Документы, регламентирующие книгопечатание
Переходя от цензуры к полицейским мерам, которые призваны упорядочить книгопечатание и торговлю книгами, Мальзерб предлагает рассмотреть три текста, которые их регламентируют, а именно: «Устав книгопечатания и торговли книгами в Париже», утвержденный Королевским Советом в феврале 1723 года и известный под названием «Кодекс книгопечатания»; «Декларацию о печатниках», принятую в мае 1728 года, а также изданную в апреле 1757-го по инициативе верноподданных советников Парламента, которые остались в суде после отставки и изгнания их товарищей, «Декларацию», первая статья которой гласила: «Все те, кто будут уличены в том, что набрали или отдали в набор и в печать писания, которые содержат нападки на религию, имеют намерение взволновать умы, посягают на наш авторитет и грозят нарушить порядок и спокойствие в наших землях, будут приговорены к смертной казни». Такая суровость, диктуемая прямыми интересами судейских, которых «без конца поносили в брошюрах, написанных сторонниками тех, кто отказался регистрировать королевские эдикты и был отправлен в изгнание», никак не могла быть действенной. «Декларация» не различала степень виновности, ставя в один ряд подпольных печатников и печатников, имевших разрешение, хозяев и наемных работников, типографов и торговцев, хотя они, безусловно, заслуживали различного наказания; и никто из них не заслуживал такой жестокой кары: «Смертная казнь за преступление, формулировка которого столь расплывчата, — набор произведений, которые имеют намерение взволновать умы, — никого не обрадовала и никого не испугала: все сразу поняли, что такой бесчеловечный закон никогда не будет исполняться» (М., с. 137).

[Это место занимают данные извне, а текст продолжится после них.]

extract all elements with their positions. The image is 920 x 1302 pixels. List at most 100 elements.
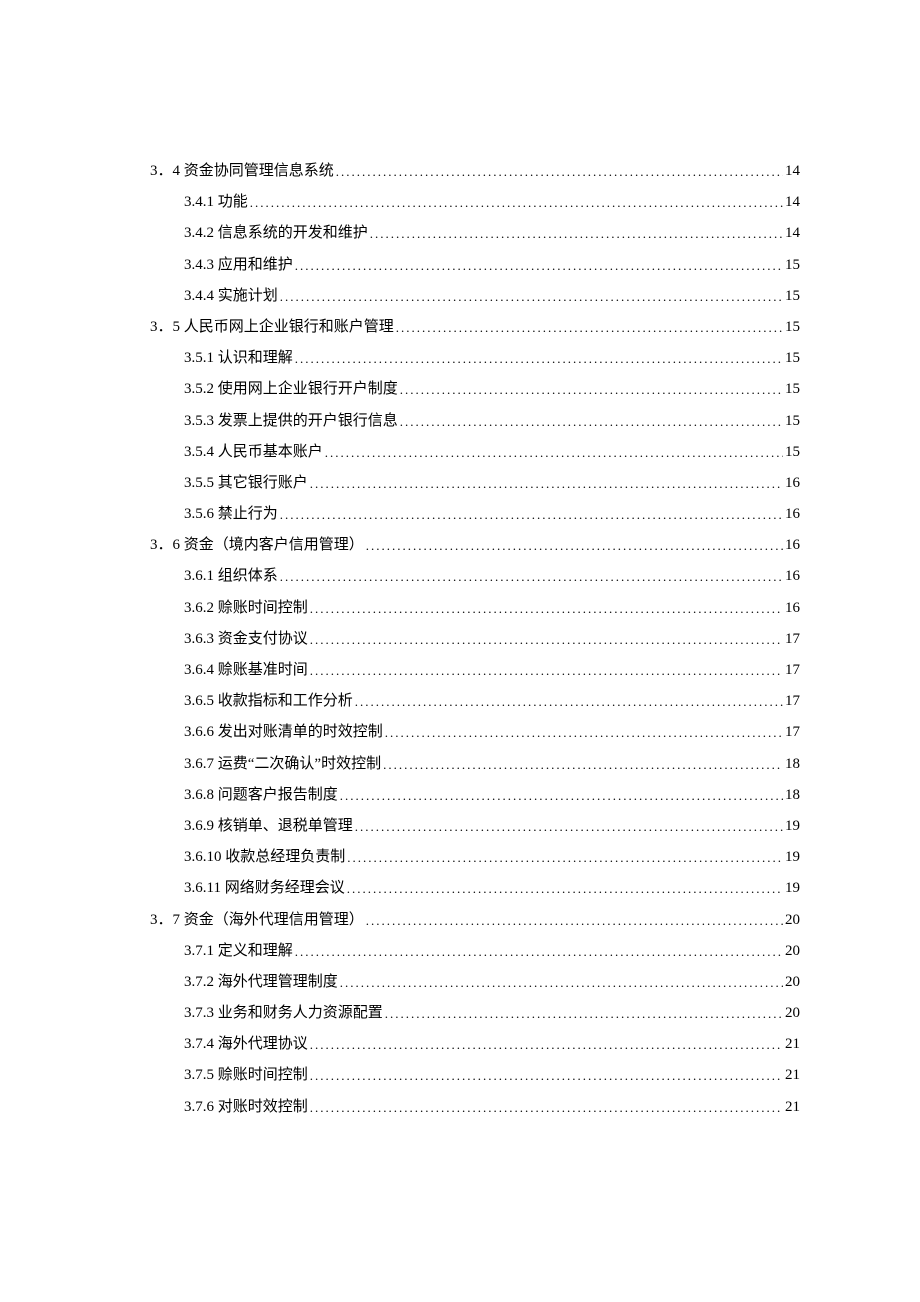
toc-entry: 3.6.3 资金支付协议17 <box>184 632 800 647</box>
toc-entry-label: 3.5.5 其它银行账户 <box>184 476 308 491</box>
toc-leader-dots <box>310 633 783 646</box>
toc-entry: 3.6.1 组织体系 16 <box>184 569 800 584</box>
toc-entry-page: 19 <box>785 850 800 865</box>
toc-entry-label: 3.6.1 组织体系 <box>184 569 278 584</box>
toc-entry-label: 3．5 人民币网上企业银行和账户管理 <box>150 320 394 335</box>
toc-entry-label: 3.5.3 发票上提供的开户银行信息 <box>184 414 398 429</box>
toc-entry-label: 3.6.8 问题客户报告制度 <box>184 788 338 803</box>
toc-leader-dots <box>280 290 783 303</box>
toc-entry-label: 3.5.2 使用网上企业银行开户制度 <box>184 382 398 397</box>
toc-entry: 3.4.4 实施计划 15 <box>184 289 800 304</box>
toc-entry-page: 20 <box>785 944 800 959</box>
toc-entry-label: 3.7.3 业务和财务人力资源配置 <box>184 1006 383 1021</box>
toc-entry-page: 15 <box>785 382 800 397</box>
toc-entry: 3.5.5 其它银行账户 16 <box>184 476 800 491</box>
toc-entry-label: 3．4 资金协同管理信息系统 <box>150 164 334 179</box>
toc-entry: 3.7.5 赊账时间控制21 <box>184 1068 800 1083</box>
toc-entry: 3.7.1 定义和理解 20 <box>184 944 800 959</box>
toc-entry-page: 17 <box>785 663 800 678</box>
toc-entry-page: 16 <box>785 569 800 584</box>
toc-leader-dots <box>347 882 783 895</box>
toc-leader-dots <box>310 602 783 615</box>
toc-entry: 3．5 人民币网上企业银行和账户管理 15 <box>150 320 800 335</box>
toc-leader-dots <box>325 446 783 459</box>
toc-entry: 3.6.8 问题客户报告制度18 <box>184 788 800 803</box>
toc-entry-page: 15 <box>785 258 800 273</box>
toc-entry-page: 14 <box>785 226 800 241</box>
toc-entry: 3．6 资金（境内客户信用管理） 16 <box>150 538 800 553</box>
toc-leader-dots <box>310 1038 783 1051</box>
toc-entry-page: 21 <box>785 1100 800 1115</box>
toc-entry-label: 3.5.1 认识和理解 <box>184 351 293 366</box>
toc-entry: 3.6.4 赊账基准时间 17 <box>184 663 800 678</box>
toc-entry: 3.6.10 收款总经理负责制19 <box>184 850 800 865</box>
toc-leader-dots <box>280 508 783 521</box>
toc-entry-page: 16 <box>785 538 800 553</box>
toc-leader-dots <box>355 820 783 833</box>
toc-leader-dots <box>383 758 783 771</box>
toc-entry: 3.7.2 海外代理管理制度20 <box>184 975 800 990</box>
toc-leader-dots <box>295 352 783 365</box>
toc-leader-dots <box>366 914 783 927</box>
toc-entry: 3.5.3 发票上提供的开户银行信息 15 <box>184 414 800 429</box>
toc-leader-dots <box>336 165 783 178</box>
toc-entry-page: 16 <box>785 476 800 491</box>
toc-entry-label: 3.5.4 人民币基本账户 <box>184 445 323 460</box>
toc-entry-page: 16 <box>785 601 800 616</box>
toc-leader-dots <box>310 477 783 490</box>
toc-leader-dots <box>385 726 783 739</box>
toc-leader-dots <box>310 1101 783 1114</box>
toc-entry: 3.7.3 业务和财务人力资源配置 20 <box>184 1006 800 1021</box>
toc-entry-page: 21 <box>785 1037 800 1052</box>
toc-entry-label: 3.6.11 网络财务经理会议 <box>184 881 345 896</box>
toc-leader-dots <box>370 227 783 240</box>
toc-leader-dots <box>400 383 783 396</box>
toc-leader-dots <box>295 259 783 272</box>
toc-entry-page: 21 <box>785 1068 800 1083</box>
toc-entry: 3．7 资金（海外代理信用管理）20 <box>150 913 800 928</box>
toc-leader-dots <box>355 695 783 708</box>
toc-entry: 3.4.2 信息系统的开发和维护14 <box>184 226 800 241</box>
toc-entry-page: 15 <box>785 320 800 335</box>
table-of-contents: 3．4 资金协同管理信息系统143.4.1 功能143.4.2 信息系统的开发和… <box>150 164 800 1115</box>
toc-entry: 3.4.3 应用和维护15 <box>184 258 800 273</box>
toc-entry-page: 14 <box>785 195 800 210</box>
toc-leader-dots <box>396 321 783 334</box>
toc-entry-page: 15 <box>785 445 800 460</box>
toc-entry: 3．4 资金协同管理信息系统14 <box>150 164 800 179</box>
toc-entry-page: 15 <box>785 414 800 429</box>
toc-entry-page: 17 <box>785 694 800 709</box>
toc-entry-page: 15 <box>785 289 800 304</box>
toc-entry-page: 15 <box>785 351 800 366</box>
toc-entry: 3.6.7 运费“二次确认”时效控制18 <box>184 757 800 772</box>
toc-leader-dots <box>340 976 783 989</box>
toc-entry-label: 3.6.3 资金支付协议 <box>184 632 308 647</box>
toc-entry: 3.6.5 收款指标和工作分析 17 <box>184 694 800 709</box>
toc-leader-dots <box>385 1007 783 1020</box>
toc-entry-label: 3.4.4 实施计划 <box>184 289 278 304</box>
toc-leader-dots <box>347 851 783 864</box>
toc-entry-label: 3．6 资金（境内客户信用管理） <box>150 538 364 553</box>
toc-entry-label: 3.6.5 收款指标和工作分析 <box>184 694 353 709</box>
toc-entry: 3.5.4 人民币基本账户 15 <box>184 445 800 460</box>
toc-entry-page: 20 <box>785 1006 800 1021</box>
toc-entry-label: 3.6.9 核销单、退税单管理 <box>184 819 353 834</box>
toc-entry: 3.7.4 海外代理协议21 <box>184 1037 800 1052</box>
toc-leader-dots <box>400 415 783 428</box>
toc-entry-label: 3.7.6 对账时效控制 <box>184 1100 308 1115</box>
toc-leader-dots <box>250 196 783 209</box>
toc-entry: 3.6.2 赊账时间控制16 <box>184 601 800 616</box>
toc-entry: 3.5.1 认识和理解 15 <box>184 351 800 366</box>
toc-entry-page: 20 <box>785 913 800 928</box>
toc-entry: 3.6.6 发出对账清单的时效控制17 <box>184 725 800 740</box>
toc-entry-page: 16 <box>785 507 800 522</box>
toc-entry-label: 3.7.1 定义和理解 <box>184 944 293 959</box>
toc-entry-label: 3.6.4 赊账基准时间 <box>184 663 308 678</box>
toc-leader-dots <box>280 570 783 583</box>
toc-leader-dots <box>310 1069 783 1082</box>
toc-entry-label: 3.7.2 海外代理管理制度 <box>184 975 338 990</box>
toc-leader-dots <box>366 539 783 552</box>
toc-entry-label: 3.5.6 禁止行为 <box>184 507 278 522</box>
toc-entry: 3.6.9 核销单、退税单管理 19 <box>184 819 800 834</box>
toc-entry-page: 19 <box>785 819 800 834</box>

Чтобы противостоять этому неисполнению, так же как и предшествовавшему беспорядку (ибо регламентация ограничивалась одной только столицей), Мальзерб вносит ряд предложений, в основе которых лежат три идеи, дающие представление о книгопечатании XVIII столетия — главном предмете этой главы. Вопреки традиции, которая ограничивала число типографий в каждом отдельном городе, но позволяла их открывать во многих городах (142 по данным расследования, проведенного по приказу Сартина в 1764 году), он предлагает поступить наоборот: резко сократить число городов, где разрешено открывать типографии, но зато увеличить число типографий в каждом из этих городов. Почему? Потому что «строгий полицейский надзор возможен только в городах, где есть интенданты». В тех немногих «достопримечательных» городах, где нет интендантов, полицейский надзор должен быть поручен инспектору Книжного департамента. Этим инспектором может быть судейский чиновник, однако при условии, что полицейский надзор будет поручен ему лично и не будет связан с его должностью — это необходимо для того, чтобы сохранялось коренное различие между административными и судебными органами. Совету Мальзерба никто не последует: число городов, где есть хотя бы одна типография, в последние десятилетия Старого порядка не уменьшится (в «Общем списке печатников», который был составлен в 1777 г. по требованию Ле Камю де Невилля, незадолго до этого назначенного директором Книжного департамента, их значится 149{69}), таким образом, остается множество неучтенных печатных станков, которые можно использовать для подпольной печати{70}.